詩を書く、絵を描く、作曲する、ガーデニング、DIY、機械の整備、家具の修理、ペンキ塗り、部屋の模様替え、野菜作り、ペットの世話、ゲーム、ギャンブル、観劇、芸術鑑賞、旅行、投資、恋愛、子育て、介護、ボランティア、エトセトラ。まだまだ沢山の「仕事」が残されている。儲からないものばかりだが、これからは趣味や遊びが生き甲斐になる。そしてもしかしたら、子供のように遊び尽くした人たちの中から、新しい発想ができる人材が育つかもしれない。
【強盗や選挙のニュースばかり】
日本のニュースを見ていると、最近は強盗か選挙の話題が目立つ。SNS絡みの犯罪が問題になっているけれど、電話が個人に普及したときには、電話絡みだったわけで、単に新たなコミュニケーションツールが広まっただけの話。いつの時代にも、金目当てで、金欲しさの人を使い、他者から金を巻き上げる犯罪は存在している。個人情報を漏らしているから狙われる。今すぐにSNSをやめれば、その人は10年後に多少安全な生活を手に入れるだろう。
選挙になると、今も街頭で大声を張り上げているのが滑稽。そして、どの党も語っていることは同じだ。クリーンな政治を、困っている人たちの声を聞く、生きやすい社会、子供たちの未来のために……と。悪口を除外すれば、対立しているようには全然見えない。僅かに食い違っていると思える具体的な意見はといえば、比較的小さなテーマでしかない。綺麗事しか発言しないから、こうなってしまう。
前者の問題は、警察の予算や人員を増やすこと。後者の問題は、選挙運動自体を禁止すること。そういった意見が何故出てこないのか、とずっと不思議に思っている。
日本人は、「お願い」することで良い社会が築けると考える。

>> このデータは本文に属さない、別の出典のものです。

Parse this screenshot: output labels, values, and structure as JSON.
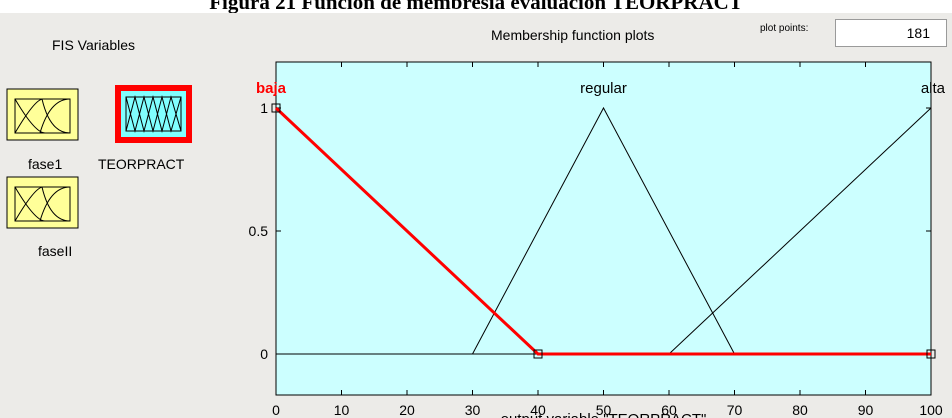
{
  "document": {
    "caption": "Figura 21 Función de membresía evaluación TEORPRACT"
  },
  "fis_panel": {
    "title": "FIS Variables",
    "variables": [
      {
        "label": "fase1",
        "selected": false
      },
      {
        "label": "TEORPRACT",
        "selected": true
      },
      {
        "label": "faseII",
        "selected": false
      }
    ],
    "input_box_color": "#ffff99",
    "output_box_color": "#80ffff",
    "selection_color": "#ff0000"
  },
  "plot_panel": {
    "title": "Membership function plots",
    "plot_points_label": "plot points:",
    "plot_points_value": "181",
    "background_color": "#ccffff"
  },
  "chart_data": {
    "type": "line",
    "xlabel": "output variable \"TEORPRACT\"",
    "ylabel": "",
    "xlim": [
      0,
      100
    ],
    "ylim": [
      0,
      1
    ],
    "xticks": [
      0,
      10,
      20,
      30,
      40,
      50,
      60,
      70,
      80,
      90,
      100
    ],
    "yticks": [
      0,
      0.5,
      1
    ],
    "series": [
      {
        "name": "baja",
        "x": [
          0,
          40,
          100
        ],
        "y": [
          1,
          0,
          0
        ],
        "color": "#ff0000",
        "highlighted": true
      },
      {
        "name": "regular",
        "x": [
          30,
          50,
          70
        ],
        "y": [
          0,
          1,
          0
        ],
        "color": "#000000",
        "highlighted": false
      },
      {
        "name": "alta",
        "x": [
          60,
          100
        ],
        "y": [
          0,
          1
        ],
        "color": "#000000",
        "highlighted": false
      }
    ]
  }
}
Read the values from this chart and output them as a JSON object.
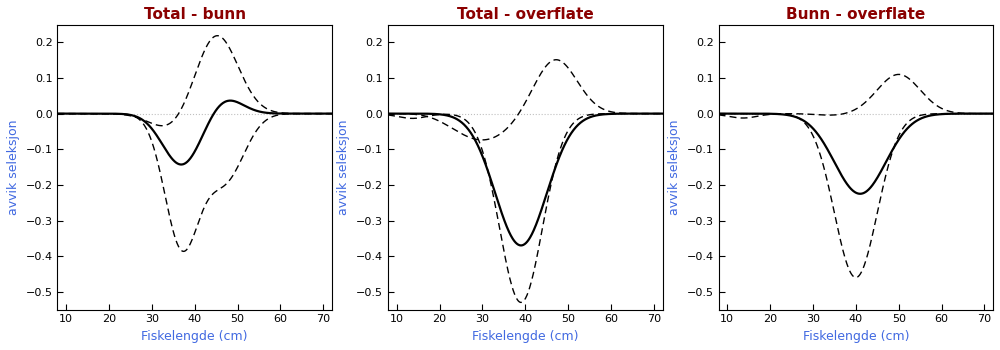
{
  "titles": [
    "Total - bunn",
    "Total - overflate",
    "Bunn - overflate"
  ],
  "xlabel": "Fiskelengde (cm)",
  "ylabel": "avvik seleksjon",
  "xlim": [
    8,
    72
  ],
  "ylim": [
    -0.55,
    0.25
  ],
  "yticks": [
    0.2,
    0.1,
    0.0,
    -0.1,
    -0.2,
    -0.3,
    -0.4,
    -0.5
  ],
  "xticks": [
    10,
    20,
    30,
    40,
    50,
    60,
    70
  ],
  "title_color": "#8B0000",
  "axis_color": "#4169E1",
  "background_color": "#FFFFFF",
  "line_color": "#000000",
  "hline_color": "#C0C0C0",
  "title_fontsize": 11,
  "label_fontsize": 9,
  "tick_fontsize": 8
}
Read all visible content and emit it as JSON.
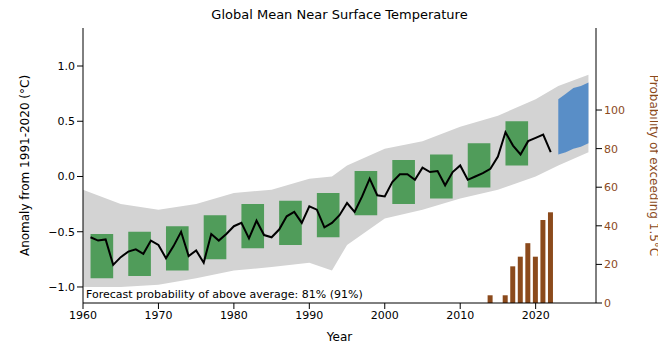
{
  "chart_data": {
    "type": "line",
    "title": "Global Mean Near Surface Temperature",
    "x_label": "Year",
    "y_label": "Anomaly from 1991-2020 (°C)",
    "y2_label": "Probability of exceeding 1.5°C",
    "annotations": [
      "Forecast probability of above average: 81% (91%)"
    ],
    "xlim": [
      1960,
      2028
    ],
    "xticks": [
      1960,
      1970,
      1980,
      1990,
      2000,
      2010,
      2020
    ],
    "ylim": [
      -1.145,
      1.344
    ],
    "yticks": [
      {
        "value": -1,
        "label": "−1.0"
      },
      {
        "value": -0.5,
        "label": "−0.5"
      },
      {
        "value": 0,
        "label": "0.0"
      },
      {
        "value": 0.5,
        "label": "0.5"
      },
      {
        "value": 1,
        "label": "1.0"
      }
    ],
    "y2lim": [
      0,
      142.5
    ],
    "y2ticks": [
      0,
      20,
      40,
      60,
      80,
      100
    ],
    "grid": false,
    "series": [
      {
        "type": "range",
        "color": "#d3d3d3",
        "x": [
          1960,
          1965,
          1970,
          1975,
          1980,
          1985,
          1990,
          1993,
          1995,
          2000,
          2005,
          2010,
          2015,
          2020,
          2023,
          2027
        ],
        "low": [
          -1.0,
          -1.0,
          -0.98,
          -0.92,
          -0.85,
          -0.82,
          -0.78,
          -0.85,
          -0.62,
          -0.38,
          -0.3,
          -0.2,
          -0.12,
          0.0,
          0.1,
          0.22
        ],
        "high": [
          -0.12,
          -0.25,
          -0.3,
          -0.25,
          -0.15,
          -0.12,
          -0.02,
          0.0,
          0.1,
          0.25,
          0.32,
          0.45,
          0.55,
          0.7,
          0.82,
          0.92
        ]
      },
      {
        "type": "range",
        "color": "#2f8f3c",
        "x": [
          1961,
          1962,
          1963,
          1964,
          1966,
          1967,
          1968,
          1969,
          1971,
          1972,
          1973,
          1974,
          1976,
          1977,
          1978,
          1979,
          1981,
          1982,
          1983,
          1984,
          1986,
          1987,
          1988,
          1989,
          1991,
          1992,
          1993,
          1994,
          1996,
          1997,
          1998,
          1999,
          2001,
          2002,
          2003,
          2004,
          2006,
          2007,
          2008,
          2009,
          2011,
          2012,
          2013,
          2014,
          2016,
          2017,
          2018,
          2019
        ],
        "low": [
          -0.92,
          -0.92,
          -0.92,
          -0.92,
          -0.9,
          -0.9,
          -0.9,
          -0.9,
          -0.85,
          -0.85,
          -0.85,
          -0.85,
          -0.75,
          -0.75,
          -0.75,
          -0.75,
          -0.65,
          -0.65,
          -0.65,
          -0.65,
          -0.62,
          -0.62,
          -0.62,
          -0.62,
          -0.55,
          -0.55,
          -0.55,
          -0.55,
          -0.35,
          -0.35,
          -0.35,
          -0.35,
          -0.25,
          -0.25,
          -0.25,
          -0.25,
          -0.2,
          -0.2,
          -0.2,
          -0.2,
          -0.1,
          -0.1,
          -0.1,
          -0.1,
          0.1,
          0.1,
          0.1,
          0.1
        ],
        "high": [
          -0.52,
          -0.52,
          -0.52,
          -0.52,
          -0.5,
          -0.5,
          -0.5,
          -0.5,
          -0.45,
          -0.45,
          -0.45,
          -0.45,
          -0.35,
          -0.35,
          -0.35,
          -0.35,
          -0.25,
          -0.25,
          -0.25,
          -0.25,
          -0.22,
          -0.22,
          -0.22,
          -0.22,
          -0.15,
          -0.15,
          -0.15,
          -0.15,
          0.05,
          0.05,
          0.05,
          0.05,
          0.15,
          0.15,
          0.15,
          0.15,
          0.2,
          0.2,
          0.2,
          0.2,
          0.3,
          0.3,
          0.3,
          0.3,
          0.5,
          0.5,
          0.5,
          0.5
        ]
      },
      {
        "type": "range",
        "color": "#3b7dc4",
        "x": [
          2023,
          2024,
          2025,
          2026,
          2027
        ],
        "low": [
          0.2,
          0.22,
          0.25,
          0.27,
          0.3
        ],
        "high": [
          0.7,
          0.75,
          0.8,
          0.82,
          0.85
        ]
      },
      {
        "type": "line",
        "color": "#000000",
        "x": [
          1961,
          1962,
          1963,
          1964,
          1965,
          1966,
          1967,
          1968,
          1969,
          1970,
          1971,
          1972,
          1973,
          1974,
          1975,
          1976,
          1977,
          1978,
          1979,
          1980,
          1981,
          1982,
          1983,
          1984,
          1985,
          1986,
          1987,
          1988,
          1989,
          1990,
          1991,
          1992,
          1993,
          1994,
          1995,
          1996,
          1997,
          1998,
          1999,
          2000,
          2001,
          2002,
          2003,
          2004,
          2005,
          2006,
          2007,
          2008,
          2009,
          2010,
          2011,
          2012,
          2013,
          2014,
          2015,
          2016,
          2017,
          2018,
          2019,
          2020,
          2021,
          2022
        ],
        "values": [
          -0.55,
          -0.58,
          -0.57,
          -0.8,
          -0.73,
          -0.68,
          -0.66,
          -0.7,
          -0.58,
          -0.62,
          -0.74,
          -0.63,
          -0.5,
          -0.72,
          -0.67,
          -0.78,
          -0.52,
          -0.58,
          -0.52,
          -0.45,
          -0.42,
          -0.56,
          -0.4,
          -0.53,
          -0.55,
          -0.48,
          -0.36,
          -0.32,
          -0.42,
          -0.27,
          -0.3,
          -0.46,
          -0.42,
          -0.35,
          -0.24,
          -0.32,
          -0.18,
          -0.02,
          -0.17,
          -0.18,
          -0.05,
          0.02,
          0.02,
          -0.03,
          0.08,
          0.04,
          0.05,
          -0.08,
          0.04,
          0.1,
          -0.03,
          0.0,
          0.03,
          0.07,
          0.18,
          0.4,
          0.28,
          0.2,
          0.32,
          0.35,
          0.38,
          0.22
        ]
      },
      {
        "type": "bar",
        "axis": "y2",
        "color": "#8b4a1c",
        "x": [
          2014,
          2016,
          2017,
          2018,
          2019,
          2020,
          2021,
          2022
        ],
        "values": [
          4,
          4,
          19,
          24,
          31,
          24,
          43,
          47
        ]
      }
    ]
  }
}
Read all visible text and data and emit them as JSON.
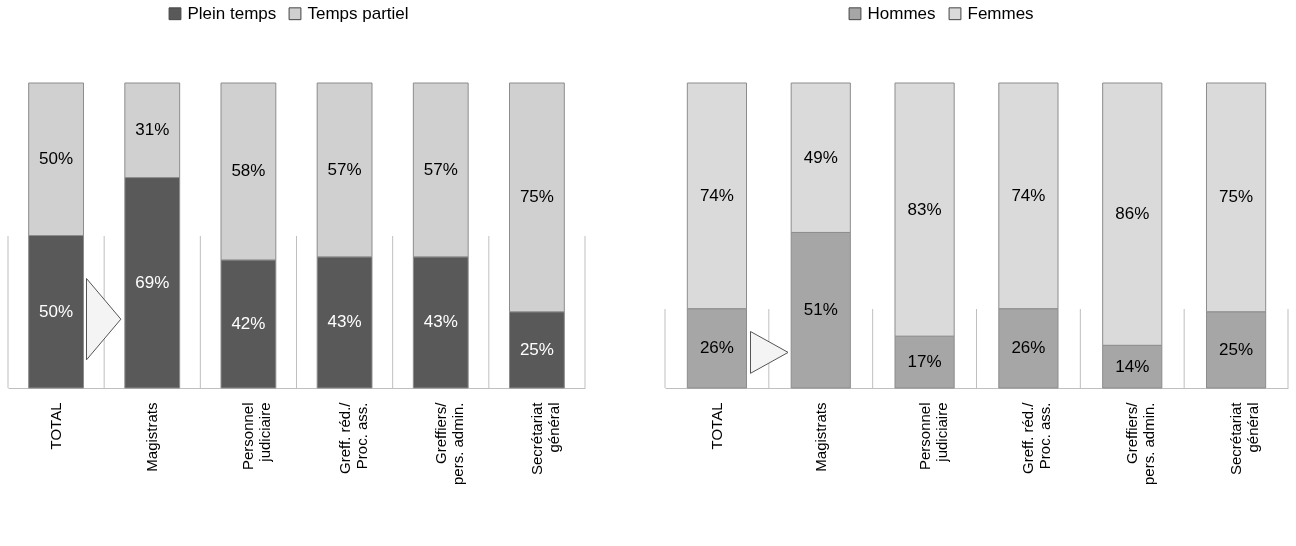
{
  "chart_data": [
    {
      "type": "bar",
      "stacked": true,
      "legend": "top",
      "categories": [
        "TOTAL",
        "Magistrats",
        "Personnel\njudiciaire",
        "Greff. réd./\nProc. ass.",
        "Greffiers/\npers. admin.",
        "Secrétariat\ngénéral"
      ],
      "series": [
        {
          "name": "Plein temps",
          "color": "#595959",
          "values": [
            50,
            69,
            42,
            43,
            43,
            25
          ],
          "value_labels": [
            "50%",
            "69%",
            "42%",
            "43%",
            "43%",
            "25%"
          ]
        },
        {
          "name": "Temps partiel",
          "color": "#d0d0d0",
          "values": [
            50,
            31,
            58,
            57,
            57,
            75
          ],
          "value_labels": [
            "50%",
            "31%",
            "58%",
            "57%",
            "57%",
            "75%"
          ]
        }
      ]
    },
    {
      "type": "bar",
      "stacked": true,
      "legend": "top",
      "categories": [
        "TOTAL",
        "Magistrats",
        "Personnel\njudiciaire",
        "Greff. réd./\nProc. ass.",
        "Greffiers/\npers. admin.",
        "Secrétariat\ngénéral"
      ],
      "series": [
        {
          "name": "Hommes",
          "color": "#a6a6a6",
          "values": [
            26,
            51,
            17,
            26,
            14,
            25
          ],
          "value_labels": [
            "26%",
            "51%",
            "17%",
            "26%",
            "14%",
            "25%"
          ]
        },
        {
          "name": "Femmes",
          "color": "#dadada",
          "values": [
            74,
            49,
            83,
            74,
            86,
            75
          ],
          "value_labels": [
            "74%",
            "49%",
            "83%",
            "74%",
            "86%",
            "75%"
          ]
        }
      ]
    }
  ]
}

でも、その願いが届かない人たちが一定数いることは古来変わらない。お願いすれば遠慮してもらえる、との文化は素晴らしいけれど、これでは理想には到達しない。
とはいえ、僕は不満を持っていない。社会はまあまあだ。特に日本は今のところ戦争をしていないし、物価もまだ安い方だし、これでも治安は抜群に良いといえる。経済だって、ほどほどに回っているのでは?